Conseil municipal du 28 juin 2021
Point Accueil Ecoute Jeunes
Rapport 27. SANTÉ HYGIÈNE PUBLIQUE. Convention d’objectifs relative au Point Accueil Ecoute Jeunes. Autorisation à signer.
Article mis en ligne le 13 juillet 2021
dernière modification le 15 juillet 2021

par Sophia Brikh

Madame le maire, Mesdames messieurs les élus,

Les Points accueil écoute jeune (PAÉJ) mènent un travail essentiel auprès du public fragile que constituent les adolescents. Il est aussi un relais vital pour les parents.

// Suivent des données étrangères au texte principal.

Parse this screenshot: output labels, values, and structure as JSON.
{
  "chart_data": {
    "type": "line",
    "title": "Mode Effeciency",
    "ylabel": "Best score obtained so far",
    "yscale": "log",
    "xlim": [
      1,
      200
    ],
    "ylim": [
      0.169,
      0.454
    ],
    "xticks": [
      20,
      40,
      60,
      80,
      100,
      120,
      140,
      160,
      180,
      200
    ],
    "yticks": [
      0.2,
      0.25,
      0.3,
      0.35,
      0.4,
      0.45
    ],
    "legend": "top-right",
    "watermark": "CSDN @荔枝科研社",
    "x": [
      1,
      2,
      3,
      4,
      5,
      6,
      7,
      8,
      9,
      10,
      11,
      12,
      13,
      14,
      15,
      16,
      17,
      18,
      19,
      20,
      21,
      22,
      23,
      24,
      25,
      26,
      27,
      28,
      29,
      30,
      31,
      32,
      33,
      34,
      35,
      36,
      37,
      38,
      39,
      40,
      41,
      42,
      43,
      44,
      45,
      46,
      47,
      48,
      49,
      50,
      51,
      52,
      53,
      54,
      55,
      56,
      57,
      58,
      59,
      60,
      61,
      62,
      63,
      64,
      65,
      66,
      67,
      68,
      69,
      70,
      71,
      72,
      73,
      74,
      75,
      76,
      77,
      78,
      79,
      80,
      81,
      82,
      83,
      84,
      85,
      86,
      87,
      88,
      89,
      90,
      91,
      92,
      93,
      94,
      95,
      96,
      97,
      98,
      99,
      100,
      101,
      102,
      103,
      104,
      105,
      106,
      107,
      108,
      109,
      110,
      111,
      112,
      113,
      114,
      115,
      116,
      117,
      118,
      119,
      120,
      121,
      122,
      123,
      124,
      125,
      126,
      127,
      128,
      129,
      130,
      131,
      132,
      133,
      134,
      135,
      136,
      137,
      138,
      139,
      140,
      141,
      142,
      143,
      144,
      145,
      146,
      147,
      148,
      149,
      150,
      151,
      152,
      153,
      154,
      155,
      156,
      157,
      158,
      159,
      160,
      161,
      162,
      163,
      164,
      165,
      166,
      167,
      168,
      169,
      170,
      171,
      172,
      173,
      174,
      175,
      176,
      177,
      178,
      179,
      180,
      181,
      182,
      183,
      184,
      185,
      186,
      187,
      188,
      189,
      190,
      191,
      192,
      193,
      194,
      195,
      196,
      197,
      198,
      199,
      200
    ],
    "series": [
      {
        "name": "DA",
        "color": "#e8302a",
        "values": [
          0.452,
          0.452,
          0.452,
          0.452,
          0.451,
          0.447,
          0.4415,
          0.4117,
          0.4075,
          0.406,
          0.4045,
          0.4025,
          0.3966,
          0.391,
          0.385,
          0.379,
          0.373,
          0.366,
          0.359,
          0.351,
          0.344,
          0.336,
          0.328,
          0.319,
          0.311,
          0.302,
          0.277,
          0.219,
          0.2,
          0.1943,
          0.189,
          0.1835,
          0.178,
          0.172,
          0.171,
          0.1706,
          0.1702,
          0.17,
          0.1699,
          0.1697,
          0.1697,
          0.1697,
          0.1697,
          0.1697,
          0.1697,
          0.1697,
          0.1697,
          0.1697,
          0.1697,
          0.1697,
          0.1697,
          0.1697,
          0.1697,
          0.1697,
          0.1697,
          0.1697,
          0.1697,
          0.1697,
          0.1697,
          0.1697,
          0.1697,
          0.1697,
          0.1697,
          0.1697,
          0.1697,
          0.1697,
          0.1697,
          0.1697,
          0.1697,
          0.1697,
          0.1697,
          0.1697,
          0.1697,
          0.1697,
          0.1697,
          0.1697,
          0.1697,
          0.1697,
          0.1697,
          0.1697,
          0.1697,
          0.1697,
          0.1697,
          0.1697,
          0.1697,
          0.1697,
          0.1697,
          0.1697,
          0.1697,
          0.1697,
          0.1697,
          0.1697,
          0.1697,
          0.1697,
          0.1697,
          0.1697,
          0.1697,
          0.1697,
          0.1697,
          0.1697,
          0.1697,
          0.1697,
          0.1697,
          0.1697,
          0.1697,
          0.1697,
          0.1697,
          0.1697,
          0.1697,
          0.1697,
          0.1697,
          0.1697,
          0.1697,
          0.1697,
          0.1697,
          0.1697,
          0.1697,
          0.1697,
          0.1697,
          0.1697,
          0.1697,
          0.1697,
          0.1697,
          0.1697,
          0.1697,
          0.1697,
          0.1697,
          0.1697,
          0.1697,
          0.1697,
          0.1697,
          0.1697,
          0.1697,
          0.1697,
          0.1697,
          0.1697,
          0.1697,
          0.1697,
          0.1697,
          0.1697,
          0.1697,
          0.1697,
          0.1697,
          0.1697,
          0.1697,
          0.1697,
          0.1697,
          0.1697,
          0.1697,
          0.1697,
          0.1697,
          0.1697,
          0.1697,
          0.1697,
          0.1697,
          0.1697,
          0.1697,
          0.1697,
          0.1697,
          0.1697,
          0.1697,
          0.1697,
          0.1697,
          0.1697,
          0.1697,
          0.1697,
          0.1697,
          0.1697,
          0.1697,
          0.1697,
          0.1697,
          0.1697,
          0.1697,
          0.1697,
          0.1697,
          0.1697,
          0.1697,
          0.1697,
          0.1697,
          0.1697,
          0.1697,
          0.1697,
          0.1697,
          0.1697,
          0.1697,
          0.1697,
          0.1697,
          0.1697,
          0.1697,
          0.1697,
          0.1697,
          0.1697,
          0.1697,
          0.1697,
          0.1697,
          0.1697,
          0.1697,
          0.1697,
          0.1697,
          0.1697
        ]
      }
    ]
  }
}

L’accueil, l’écoute, l’information et l’orientation des jeunes sont des priorités pour la prévention des conduites à risques et la prise en charge psychologique. Au carrefour des enjeux sociaux et de santé, les PAÉJ sont des maillons essentiels de la chaîne préventive entre repérage et accompagnement vers la prise en charge. En décelant les troubles psychiques, ils interviennent notamment en prévention du suicide.

Il est nécessaire de renforcer les PAÉJ, face à l’augmentation du nombre des jeunes en mal de vivre. Pourtant, en 2009, l’État a fait le choix de baisser de 50% ce financement qui n’a toujours pas été réajusté, malgré la crise sanitaire.

A Vénissieux, nous avons fait le choix politique de soutenir financièrement le PAÉJ dans le cadre de nos Ateliers Santé Ville. Nous savons qu’il est essentiel de tisser un partenariat entre l’Éducation Nationale, nos équipements enfance/jeunesse, la Mission Locale, les Centres Sociaux et le monde médical, pour répondre au mieux aux souffrances de ces jeunes.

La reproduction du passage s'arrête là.